An Israeli company has developed a cost effective way to capture carbon emissions that may offer a way out for coal fired power plants looking to curb pollution. Seambiotic Limited cultivates microalgae using carbon emissions from power plants and is in talks with government organisations to set up a pilot project in India.
Microalgae or microphytes are tiny organisms that do not have stems or roots like higher plants but perform photosynthesis like them using carbon dioxide and sunlight. Ami Ben-Amotz, chief advisor of Seambiotic, said the technology uses wastes of electric power plants to cultivate microalgae in seawater which are used to produce neutraceuticals, biodiesel and bio-ethanol among other things.

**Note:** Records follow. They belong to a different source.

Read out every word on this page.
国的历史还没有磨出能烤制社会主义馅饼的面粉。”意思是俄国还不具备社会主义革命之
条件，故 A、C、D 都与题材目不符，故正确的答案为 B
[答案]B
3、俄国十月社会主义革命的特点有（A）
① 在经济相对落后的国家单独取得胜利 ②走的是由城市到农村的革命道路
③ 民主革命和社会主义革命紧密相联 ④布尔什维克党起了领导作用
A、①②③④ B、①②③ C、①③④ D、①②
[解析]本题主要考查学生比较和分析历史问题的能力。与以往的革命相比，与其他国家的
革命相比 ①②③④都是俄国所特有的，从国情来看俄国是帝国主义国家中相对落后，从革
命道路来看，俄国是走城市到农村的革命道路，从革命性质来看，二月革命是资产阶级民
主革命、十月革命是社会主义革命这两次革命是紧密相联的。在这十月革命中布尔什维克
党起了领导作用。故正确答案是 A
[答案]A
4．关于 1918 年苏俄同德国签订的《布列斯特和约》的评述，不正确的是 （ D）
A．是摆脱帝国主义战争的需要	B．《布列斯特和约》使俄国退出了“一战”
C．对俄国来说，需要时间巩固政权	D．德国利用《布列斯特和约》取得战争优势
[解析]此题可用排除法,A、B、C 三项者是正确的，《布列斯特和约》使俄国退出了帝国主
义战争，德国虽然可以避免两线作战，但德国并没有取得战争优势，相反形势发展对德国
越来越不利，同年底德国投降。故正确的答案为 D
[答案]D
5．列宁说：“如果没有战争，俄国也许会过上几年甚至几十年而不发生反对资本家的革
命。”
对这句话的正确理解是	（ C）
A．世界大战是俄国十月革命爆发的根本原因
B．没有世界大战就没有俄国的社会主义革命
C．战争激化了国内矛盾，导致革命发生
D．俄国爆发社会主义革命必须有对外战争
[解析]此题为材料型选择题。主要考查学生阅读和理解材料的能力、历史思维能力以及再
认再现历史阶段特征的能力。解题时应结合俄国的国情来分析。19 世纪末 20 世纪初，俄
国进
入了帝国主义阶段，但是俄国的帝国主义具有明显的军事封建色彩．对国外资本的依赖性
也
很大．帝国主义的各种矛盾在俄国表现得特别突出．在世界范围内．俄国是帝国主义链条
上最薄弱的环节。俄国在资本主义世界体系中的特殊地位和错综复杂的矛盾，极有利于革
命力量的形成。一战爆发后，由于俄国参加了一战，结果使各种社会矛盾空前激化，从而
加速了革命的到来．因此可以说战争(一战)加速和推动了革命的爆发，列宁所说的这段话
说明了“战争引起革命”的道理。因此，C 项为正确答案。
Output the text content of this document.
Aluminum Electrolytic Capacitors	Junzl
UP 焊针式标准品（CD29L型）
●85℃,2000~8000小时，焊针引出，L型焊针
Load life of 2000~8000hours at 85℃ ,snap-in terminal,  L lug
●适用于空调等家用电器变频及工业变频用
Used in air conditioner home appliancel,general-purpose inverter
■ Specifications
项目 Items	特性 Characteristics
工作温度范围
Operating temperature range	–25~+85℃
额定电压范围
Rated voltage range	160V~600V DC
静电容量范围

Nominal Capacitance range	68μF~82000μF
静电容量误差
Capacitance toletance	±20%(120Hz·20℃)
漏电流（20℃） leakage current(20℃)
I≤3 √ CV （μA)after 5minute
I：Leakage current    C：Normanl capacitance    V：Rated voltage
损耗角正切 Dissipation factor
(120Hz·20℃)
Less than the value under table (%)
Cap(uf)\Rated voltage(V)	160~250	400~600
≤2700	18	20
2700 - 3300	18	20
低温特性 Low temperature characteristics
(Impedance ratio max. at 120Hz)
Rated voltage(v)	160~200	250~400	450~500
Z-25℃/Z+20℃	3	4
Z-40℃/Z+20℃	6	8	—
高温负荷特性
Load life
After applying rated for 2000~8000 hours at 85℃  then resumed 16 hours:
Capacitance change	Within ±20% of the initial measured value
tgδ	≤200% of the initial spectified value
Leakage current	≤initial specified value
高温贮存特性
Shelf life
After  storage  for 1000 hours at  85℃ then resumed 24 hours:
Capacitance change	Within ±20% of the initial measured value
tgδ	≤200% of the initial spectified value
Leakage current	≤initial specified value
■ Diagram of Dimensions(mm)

The technology puts emissions from factory stacks called flue gas to good use. A wet scrubbing system, using sea water, absorbs the sulphur dioxide in the flue gas. The carbon dioxide and nitrogen in the flue gas is diverted into ponds where algae are cultivated. Flue gas contains 13 per cent CO2 and can produce 20 gramme algae per square metre a day. The cost of producing one kilogramme of algae is estimated at US $0.34. The only limitation of using this technology is that it requires large spread of land for cultivating algae and the site has to be near sea.
Down To Earth, February 16 - 28, 2010.